Nonetheless, we encourage cyclists to take out public liability insurance in the unlikely event that they do cause injury or damage to anyone else or any property in a road traffic incident. All our members, in fact, are automatically covered up to £10 million, and we offer a discounted rate to members of affiliated groups.
Our views on ‘presumed liability’ are also relevant here. This helps correct for the imbalances in power and vulnerability among road users in the context of liability for injury or damage to third parties, and is the approach taken in the majority of European countries.
In 1935, Toronto introduced a bylaw requiring residents who owned and used bicycles on the city’s highways to buy a licence for their bikes. It was, necessarily, a complicated system, and involved much paperwork, visits to police stations, bike inspections etc. In 1957, the bylaw was repealed, with the City stating that it “… often results in an unconscious contravention of the law at a very tender age” and noting the poor public relations it caused between police officers and children.

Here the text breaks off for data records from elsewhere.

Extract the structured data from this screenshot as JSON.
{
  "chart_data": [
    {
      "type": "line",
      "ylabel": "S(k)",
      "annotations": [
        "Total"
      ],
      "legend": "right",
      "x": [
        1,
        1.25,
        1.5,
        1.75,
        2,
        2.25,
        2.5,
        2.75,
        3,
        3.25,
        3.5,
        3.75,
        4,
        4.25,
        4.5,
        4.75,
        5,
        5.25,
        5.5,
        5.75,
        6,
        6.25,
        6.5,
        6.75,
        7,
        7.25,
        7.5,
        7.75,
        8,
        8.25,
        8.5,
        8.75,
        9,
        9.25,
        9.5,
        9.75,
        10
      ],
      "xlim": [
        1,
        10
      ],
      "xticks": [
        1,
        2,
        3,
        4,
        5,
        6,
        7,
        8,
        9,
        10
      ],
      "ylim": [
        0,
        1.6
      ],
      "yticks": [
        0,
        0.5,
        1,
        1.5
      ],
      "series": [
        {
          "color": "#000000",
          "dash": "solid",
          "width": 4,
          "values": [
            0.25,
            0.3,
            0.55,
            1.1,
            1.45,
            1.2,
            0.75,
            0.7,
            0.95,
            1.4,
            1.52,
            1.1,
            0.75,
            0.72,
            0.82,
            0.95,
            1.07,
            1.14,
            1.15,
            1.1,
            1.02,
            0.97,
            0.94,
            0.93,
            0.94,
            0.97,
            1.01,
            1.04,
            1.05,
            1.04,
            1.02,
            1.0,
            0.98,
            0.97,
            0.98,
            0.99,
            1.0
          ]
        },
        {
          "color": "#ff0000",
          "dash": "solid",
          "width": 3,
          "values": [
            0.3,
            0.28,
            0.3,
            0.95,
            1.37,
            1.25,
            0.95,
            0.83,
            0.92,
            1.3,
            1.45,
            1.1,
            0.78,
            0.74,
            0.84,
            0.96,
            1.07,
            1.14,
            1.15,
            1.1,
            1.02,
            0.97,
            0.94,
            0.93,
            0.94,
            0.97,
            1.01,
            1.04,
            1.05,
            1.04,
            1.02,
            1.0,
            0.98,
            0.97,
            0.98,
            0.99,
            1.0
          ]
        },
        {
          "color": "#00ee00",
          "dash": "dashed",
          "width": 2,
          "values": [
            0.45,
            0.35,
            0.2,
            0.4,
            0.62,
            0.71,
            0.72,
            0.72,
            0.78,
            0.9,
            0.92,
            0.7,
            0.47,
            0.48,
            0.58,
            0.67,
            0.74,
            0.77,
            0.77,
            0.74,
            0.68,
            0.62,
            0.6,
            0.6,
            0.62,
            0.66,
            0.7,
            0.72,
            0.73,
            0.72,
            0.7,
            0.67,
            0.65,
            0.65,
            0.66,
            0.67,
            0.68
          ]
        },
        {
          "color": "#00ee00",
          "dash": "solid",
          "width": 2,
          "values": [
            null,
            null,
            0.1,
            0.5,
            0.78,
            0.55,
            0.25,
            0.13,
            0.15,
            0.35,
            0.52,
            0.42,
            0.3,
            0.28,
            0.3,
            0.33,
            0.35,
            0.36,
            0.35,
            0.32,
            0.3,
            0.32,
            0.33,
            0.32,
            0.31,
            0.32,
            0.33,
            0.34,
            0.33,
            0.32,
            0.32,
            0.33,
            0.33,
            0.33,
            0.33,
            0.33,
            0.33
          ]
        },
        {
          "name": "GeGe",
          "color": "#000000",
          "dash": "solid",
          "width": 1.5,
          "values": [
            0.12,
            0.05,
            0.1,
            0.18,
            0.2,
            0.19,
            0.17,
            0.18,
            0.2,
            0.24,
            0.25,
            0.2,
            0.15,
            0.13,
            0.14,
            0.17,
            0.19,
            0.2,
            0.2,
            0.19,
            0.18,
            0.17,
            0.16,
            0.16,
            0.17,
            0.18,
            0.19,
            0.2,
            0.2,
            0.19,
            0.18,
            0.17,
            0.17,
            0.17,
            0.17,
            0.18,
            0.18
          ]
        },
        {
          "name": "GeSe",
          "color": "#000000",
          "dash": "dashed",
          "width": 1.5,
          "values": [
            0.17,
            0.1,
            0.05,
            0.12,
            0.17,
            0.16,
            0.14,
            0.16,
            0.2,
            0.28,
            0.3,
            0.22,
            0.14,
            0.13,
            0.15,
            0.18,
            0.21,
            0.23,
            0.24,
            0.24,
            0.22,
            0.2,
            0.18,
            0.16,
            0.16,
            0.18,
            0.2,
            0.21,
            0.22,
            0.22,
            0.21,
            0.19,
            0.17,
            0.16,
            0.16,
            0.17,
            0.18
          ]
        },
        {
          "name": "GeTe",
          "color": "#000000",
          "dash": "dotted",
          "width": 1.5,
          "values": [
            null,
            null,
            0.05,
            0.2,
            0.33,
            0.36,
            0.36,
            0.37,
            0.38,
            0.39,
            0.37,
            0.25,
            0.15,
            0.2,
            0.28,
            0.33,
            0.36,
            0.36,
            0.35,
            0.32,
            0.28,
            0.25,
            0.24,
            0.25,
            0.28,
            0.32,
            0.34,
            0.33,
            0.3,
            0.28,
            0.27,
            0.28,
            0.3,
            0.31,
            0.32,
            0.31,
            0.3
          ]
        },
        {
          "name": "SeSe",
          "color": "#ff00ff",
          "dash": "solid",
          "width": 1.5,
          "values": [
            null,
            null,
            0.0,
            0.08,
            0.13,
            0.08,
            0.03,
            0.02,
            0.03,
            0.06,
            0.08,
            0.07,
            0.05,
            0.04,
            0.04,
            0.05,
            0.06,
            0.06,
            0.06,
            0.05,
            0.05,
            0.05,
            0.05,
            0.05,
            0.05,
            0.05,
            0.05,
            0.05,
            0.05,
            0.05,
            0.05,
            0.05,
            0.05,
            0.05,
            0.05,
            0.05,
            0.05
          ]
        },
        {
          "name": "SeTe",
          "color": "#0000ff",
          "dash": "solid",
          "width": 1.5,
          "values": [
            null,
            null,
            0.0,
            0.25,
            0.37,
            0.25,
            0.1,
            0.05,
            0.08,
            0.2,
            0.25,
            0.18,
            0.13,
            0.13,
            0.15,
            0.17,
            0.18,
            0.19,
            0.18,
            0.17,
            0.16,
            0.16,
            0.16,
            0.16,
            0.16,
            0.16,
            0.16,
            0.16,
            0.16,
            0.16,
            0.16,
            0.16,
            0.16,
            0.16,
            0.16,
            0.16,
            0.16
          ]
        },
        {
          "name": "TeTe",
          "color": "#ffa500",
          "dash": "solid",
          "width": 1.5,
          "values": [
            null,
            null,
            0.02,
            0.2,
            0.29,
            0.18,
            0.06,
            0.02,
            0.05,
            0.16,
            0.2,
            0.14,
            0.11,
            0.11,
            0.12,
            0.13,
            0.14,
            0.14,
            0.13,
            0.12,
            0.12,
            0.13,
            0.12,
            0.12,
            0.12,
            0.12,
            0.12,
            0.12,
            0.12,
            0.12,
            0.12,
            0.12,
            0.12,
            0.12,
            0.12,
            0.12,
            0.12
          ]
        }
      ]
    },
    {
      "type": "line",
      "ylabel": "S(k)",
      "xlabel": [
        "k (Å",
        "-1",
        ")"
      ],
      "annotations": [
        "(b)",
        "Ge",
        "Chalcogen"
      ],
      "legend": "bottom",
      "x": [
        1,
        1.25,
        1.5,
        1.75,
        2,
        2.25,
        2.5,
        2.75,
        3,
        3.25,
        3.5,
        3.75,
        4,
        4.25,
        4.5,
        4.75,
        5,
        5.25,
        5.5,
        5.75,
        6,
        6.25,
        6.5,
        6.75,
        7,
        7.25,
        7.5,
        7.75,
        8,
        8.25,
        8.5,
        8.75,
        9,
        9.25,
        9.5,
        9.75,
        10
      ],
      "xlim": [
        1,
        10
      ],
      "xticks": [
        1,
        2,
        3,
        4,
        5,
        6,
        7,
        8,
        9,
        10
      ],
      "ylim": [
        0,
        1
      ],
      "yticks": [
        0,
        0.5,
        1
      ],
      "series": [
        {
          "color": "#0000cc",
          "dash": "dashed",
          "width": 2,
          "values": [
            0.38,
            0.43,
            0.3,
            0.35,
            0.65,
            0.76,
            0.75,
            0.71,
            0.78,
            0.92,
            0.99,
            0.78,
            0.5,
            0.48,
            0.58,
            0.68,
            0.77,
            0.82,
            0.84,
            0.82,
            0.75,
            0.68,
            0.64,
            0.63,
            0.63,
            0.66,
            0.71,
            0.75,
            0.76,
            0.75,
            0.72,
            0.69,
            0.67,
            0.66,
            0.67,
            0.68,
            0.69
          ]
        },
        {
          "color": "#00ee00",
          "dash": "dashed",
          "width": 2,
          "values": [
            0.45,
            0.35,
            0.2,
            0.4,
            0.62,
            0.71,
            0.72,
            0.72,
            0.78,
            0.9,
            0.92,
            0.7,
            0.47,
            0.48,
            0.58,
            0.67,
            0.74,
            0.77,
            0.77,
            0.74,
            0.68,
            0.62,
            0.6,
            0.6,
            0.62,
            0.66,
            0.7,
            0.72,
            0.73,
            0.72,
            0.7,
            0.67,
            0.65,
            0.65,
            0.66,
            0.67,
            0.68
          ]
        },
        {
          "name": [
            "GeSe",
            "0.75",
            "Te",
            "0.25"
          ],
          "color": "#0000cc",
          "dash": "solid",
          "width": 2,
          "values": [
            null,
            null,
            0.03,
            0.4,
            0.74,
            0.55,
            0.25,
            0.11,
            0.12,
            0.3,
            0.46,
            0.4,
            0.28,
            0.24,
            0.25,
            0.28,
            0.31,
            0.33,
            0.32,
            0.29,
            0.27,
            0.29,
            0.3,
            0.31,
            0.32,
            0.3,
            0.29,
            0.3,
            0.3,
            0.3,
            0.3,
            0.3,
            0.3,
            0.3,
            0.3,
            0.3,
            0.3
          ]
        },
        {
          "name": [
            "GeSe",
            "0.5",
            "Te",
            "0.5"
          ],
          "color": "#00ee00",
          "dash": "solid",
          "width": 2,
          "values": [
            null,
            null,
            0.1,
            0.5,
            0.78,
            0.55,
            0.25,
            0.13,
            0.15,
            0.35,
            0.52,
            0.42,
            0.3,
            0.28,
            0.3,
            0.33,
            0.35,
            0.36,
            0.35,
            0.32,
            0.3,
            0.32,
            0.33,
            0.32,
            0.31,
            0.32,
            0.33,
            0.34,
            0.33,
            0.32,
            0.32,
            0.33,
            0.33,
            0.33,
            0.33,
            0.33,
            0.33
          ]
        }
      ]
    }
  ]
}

On occasion since then, the city has thought about reintroducing the bylaw, but has each time rejected the idea, mainly citing how difficult it is to keep the database up to date and license children, and its basic failure to modify the kind of behaviour it wanted to target.
Very early in its cycling history in the 1890s, Switzerland obliged all cyclists to purchase a metal bicycle licence plate unique to the bike and its owner, both of which were thereby registered. This was an expensive and complicated system (involving either the municipality or the police), and was replaced by the mandatory Velo-Vignette in 1989.
Purchasing a Velo-Vignette, a self-adhesive sticker, was compulsory and covered cyclists with third party liability insurance. The stickers were valid from 1 January one year to 31 May the next, and non-compliance was penalised with a fine. Obligatory registration and the central registry dealing with it was disbanded, however.
The Velo-Vignette was finally abolished from 1 January 2012 (except for e-bikes capable of exceeding 25 km/h). Its high cost and administrative burden had been repeatedly questioned and 90% of cyclists were found to be covered by private liability insurance in any case.
Unjustified claims that virtually all cyclists misbehave themselves on the roads often trigger calls for them to pay their ‘fair share’ of ‘road tax’.
This is illogical for many reasons: i.e. as we know, there is no such thing as ‘road tax’, but VED based on fuel type and CO2 emissions; VED revenue goes into general taxation (at least at present), and has little bearing on road user behaviour; cyclists do very little physical damage to the roads; and most are also drivers and/or income/council taxpayers who contribute financially to national and local road maintenance and infrastructure anyway.
The prospect of a new ‘Road Fund’ from 2020, financed by VED revenue for new cars, is of some concern to Cycling UK, however. This move could breathe more life into the argument that ‘cyclists don’t pay road tax’, making it all the more important to address the negative stereotyping and misunderstandings that cycling unfortunately attracts from some sections of the public and media.